Honour and Care
As a way of honouring his convictions, Ray Desjardins has made a gift in his will to the Perley and Rideau Veterans’ Health Centre Foundation. Throughout his life, Ray has had a deep respect and admiration for the men and women who serve their country in uniform – something he learned from his father.
“My father tried to enlist during the Second World War,” says Ray, “but as a foundry worker, he was ineligible to serve.”
Canada and other Allied countries recognized that maximizing industrial production was essential to the war effort. As a result, thousands of skilled labourers and factory workers were not allowed to enlist. For Ray Desjardins’ father, it was a bitter pill to swallow.
“My dad could only watch as many of his friends, as well as 14 members of his extended family, went off to war, while he worked 12-hour shifts in a smelter at LeBreton Flats,” says Ray. “Young soldiers in shiny new uniforms would taunt him when he walked the streets in civilian clothes or took my mother to a dance.”
Along with his factory work, Ray’s father also served the war effort as a volunteer with the St. John Ambulance, continually upgrading his first-aid skills and also qualifying as an air warden. After the war ended, Ray and his father attended Remembrance Day ceremonies each year. Some of Ray’s fondest childhood memories involve holding his father’s hand as the Veterans marched by.
“My Dad died at the relatively young age of 52,” says Ray, “Those long hours in front of a blast furnace surely took a toll on his body.”
At the age of 14, Ray joined the Cameron Highlanders of Ottawa (MG) as an army cadet.
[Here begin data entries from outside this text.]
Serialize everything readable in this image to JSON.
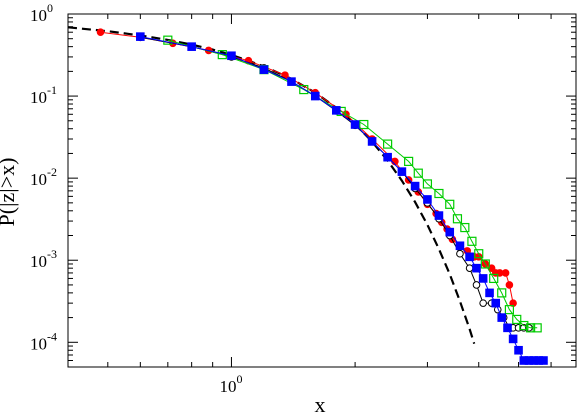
{
  "chart_data": {
    "type": "line",
    "title": "",
    "xlabel": "x",
    "ylabel": "P(|z|>x)",
    "x_scale": "log",
    "y_scale": "log",
    "xlim": [
      0.4,
      6.9
    ],
    "ylim": [
      5e-05,
      1.0
    ],
    "x_ticks": [
      {
        "value": 1.0,
        "base": "10",
        "exp": "0"
      }
    ],
    "y_ticks": [
      {
        "value": 1.0,
        "base": "10",
        "exp": "0"
      },
      {
        "value": 0.1,
        "base": "10",
        "exp": "-1"
      },
      {
        "value": 0.01,
        "base": "10",
        "exp": "-2"
      },
      {
        "value": 0.001,
        "base": "10",
        "exp": "-3"
      },
      {
        "value": 0.0001,
        "base": "10",
        "exp": "-4"
      }
    ],
    "grid": false,
    "legend": "none",
    "reference_curve": {
      "style": "dashed",
      "color": "#000000",
      "x": [
        0.4,
        0.5,
        0.6,
        0.7,
        0.8,
        0.9,
        1.0,
        1.2,
        1.4,
        1.6,
        1.8,
        2.0,
        2.2,
        2.4,
        2.6,
        2.8,
        3.0,
        3.2,
        3.4,
        3.6,
        3.8,
        3.9
      ],
      "y": [
        0.689,
        0.617,
        0.549,
        0.484,
        0.424,
        0.368,
        0.317,
        0.23,
        0.162,
        0.11,
        0.0719,
        0.0455,
        0.0278,
        0.0164,
        0.00932,
        0.00511,
        0.0027,
        0.00137,
        0.000674,
        0.000318,
        0.000145,
        9.62e-05
      ]
    },
    "series": [
      {
        "color": "#ff0000",
        "marker": "filled-circle",
        "x": [
          0.48,
          0.6,
          0.72,
          0.88,
          1.1,
          1.35,
          1.6,
          1.9,
          2.2,
          2.5,
          2.7,
          2.85,
          3.0,
          3.15,
          3.25,
          3.35,
          3.45,
          3.6,
          3.75,
          3.9,
          4.0,
          4.15,
          4.3,
          4.4,
          4.5,
          4.65,
          4.75,
          4.85
        ],
        "y": [
          0.6,
          0.52,
          0.44,
          0.36,
          0.27,
          0.18,
          0.11,
          0.06,
          0.03,
          0.016,
          0.0095,
          0.0068,
          0.0048,
          0.0037,
          0.0029,
          0.0024,
          0.0018,
          0.0015,
          0.0013,
          0.0011,
          0.0011,
          0.0009,
          0.0008,
          0.0007,
          0.0007,
          0.0007,
          0.0005,
          0.0003
        ]
      },
      {
        "color": "#000000",
        "marker": "open-circle",
        "x": [
          0.6,
          0.8,
          1.0,
          1.2,
          1.4,
          1.6,
          1.8,
          2.0,
          2.2,
          2.4,
          2.6,
          2.8,
          3.0,
          3.2,
          3.4,
          3.6,
          3.8,
          3.95,
          4.1,
          4.3,
          4.45,
          4.6,
          4.75,
          4.85,
          5.0,
          5.15,
          5.3
        ],
        "y": [
          0.52,
          0.4,
          0.3,
          0.22,
          0.15,
          0.1,
          0.066,
          0.044,
          0.028,
          0.018,
          0.012,
          0.0075,
          0.005,
          0.0032,
          0.002,
          0.0012,
          0.0008,
          0.0005,
          0.0003,
          0.0003,
          0.00025,
          0.0002,
          0.00015,
          0.00015,
          0.00015,
          0.00015,
          0.00015
        ]
      },
      {
        "color": "#00cc00",
        "marker": "open-square",
        "x": [
          0.7,
          0.95,
          1.2,
          1.5,
          1.85,
          2.1,
          2.4,
          2.7,
          2.85,
          3.0,
          3.2,
          3.4,
          3.55,
          3.7,
          3.85,
          4.0,
          4.15,
          4.35,
          4.55,
          4.75,
          4.95,
          5.15,
          5.35,
          5.55
        ],
        "y": [
          0.48,
          0.32,
          0.21,
          0.12,
          0.065,
          0.045,
          0.026,
          0.016,
          0.0115,
          0.0085,
          0.0065,
          0.0048,
          0.0032,
          0.0025,
          0.0017,
          0.0012,
          0.0009,
          0.0006,
          0.0004,
          0.00025,
          0.00019,
          0.00016,
          0.00015,
          0.00015
        ]
      },
      {
        "color": "#0000ff",
        "marker": "filled-square",
        "x": [
          0.6,
          0.8,
          1.0,
          1.2,
          1.4,
          1.6,
          1.8,
          2.0,
          2.2,
          2.4,
          2.6,
          2.8,
          3.0,
          3.2,
          3.4,
          3.6,
          3.8,
          3.95,
          4.1,
          4.25,
          4.4,
          4.55,
          4.7,
          4.85,
          5.0,
          5.15,
          5.3,
          5.45,
          5.6,
          5.75
        ],
        "y": [
          0.53,
          0.4,
          0.31,
          0.21,
          0.15,
          0.1,
          0.067,
          0.045,
          0.028,
          0.018,
          0.012,
          0.008,
          0.0055,
          0.0035,
          0.0022,
          0.0015,
          0.0011,
          0.0008,
          0.0006,
          0.0004,
          0.0003,
          0.0002,
          0.00015,
          0.00011,
          8e-05,
          6e-05,
          6e-05,
          6e-05,
          6e-05,
          6e-05
        ]
      }
    ]
  }
}
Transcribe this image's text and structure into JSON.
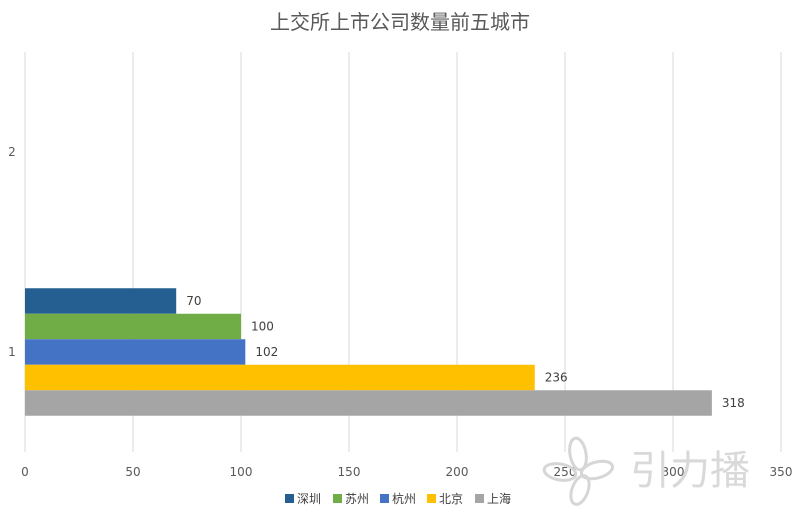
{
  "chart_data": {
    "type": "bar",
    "orientation": "horizontal",
    "title": "上交所上市公司数量前五城市",
    "categories": [
      "1",
      "2"
    ],
    "series": [
      {
        "name": "深圳",
        "color": "#255E91",
        "values": [
          70,
          null
        ]
      },
      {
        "name": "苏州",
        "color": "#70AD47",
        "values": [
          100,
          null
        ]
      },
      {
        "name": "杭州",
        "color": "#4472C4",
        "values": [
          102,
          null
        ]
      },
      {
        "name": "北京",
        "color": "#FFC000",
        "values": [
          236,
          null
        ]
      },
      {
        "name": "上海",
        "color": "#A5A5A5",
        "values": [
          318,
          null
        ]
      }
    ],
    "xlim": [
      0,
      350
    ],
    "x_ticks": [
      0,
      50,
      100,
      150,
      200,
      250,
      300,
      350
    ],
    "grid": true,
    "legend_position": "bottom",
    "data_labels": true
  },
  "watermark": {
    "text": "引力播",
    "icon": "flower-logo-icon",
    "color": "#d9d9d9"
  }
}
In 1957, he joined the reserves, serving the next eight years and eventually rising to the rank of Lieutenant.
“My dad was fiercely proud to see me in uniform,” Ray recalls. “One time, I caught him polishing my boots because he wanted them to be absolutely perfect.”
Ray Desjardins went on to serve Canada in another way, however: as a professional in the tourism industry. For 35 years, he worked for the forerunner of the Canadian Tourism Commission, the federal agency that has helped to make the industry a mainstay of the national economy. As a young professional, Ray met and married Carolyn Himes. The two raised a son and daughter, moving from one foreign city to another as Ray’s career blossomed. By the late 1970s, the family settled in Ottawa, where Ray became Director of Marketing USA and the Americas.
Ray maintained his membership in the Cameron Highlanders of Ottawa Regimental Association and supported the Association’s charity. Soon after he retired, Ray became active in the Royal Canadian Legion and eventually became President of Branch 593 Bells Corners.
“I would often sit and talk with Veterans,” Ray says. “You could see that many of them were still hurting from their wartime experiences, and I knew that I could help.”
To complement his volunteerism with the Legion, Ray became involved with the Perley and Rideau Veterans Foundation, and served a term as Chair of the Foundation Board. He played an important role in the successful effort to fund the construction of the 139 independent-living apartments for seniors on the Perley Rideau grounds. Veterans enjoy priority access to the apartments. Ray continues to visit Veterans at the Perley Rideau regularly.
“I want to make sure that our Veterans receive the care they’ve earned – the best way to honour their service is to ensure they get the absolute best care,” he says simply. “Carolyn passed away in 2011, my children are grown up and I now have two grandchildren. When it came time to update my will, I wanted to include not only members of my family, but also the men and women who served their country. It’s about honour and care.”
Ray Desjardins requested that his donation be used to fund the care of Veterans only. The Foundation will abide by Ray’s request, as it does for any donor who wishes to make such a designation.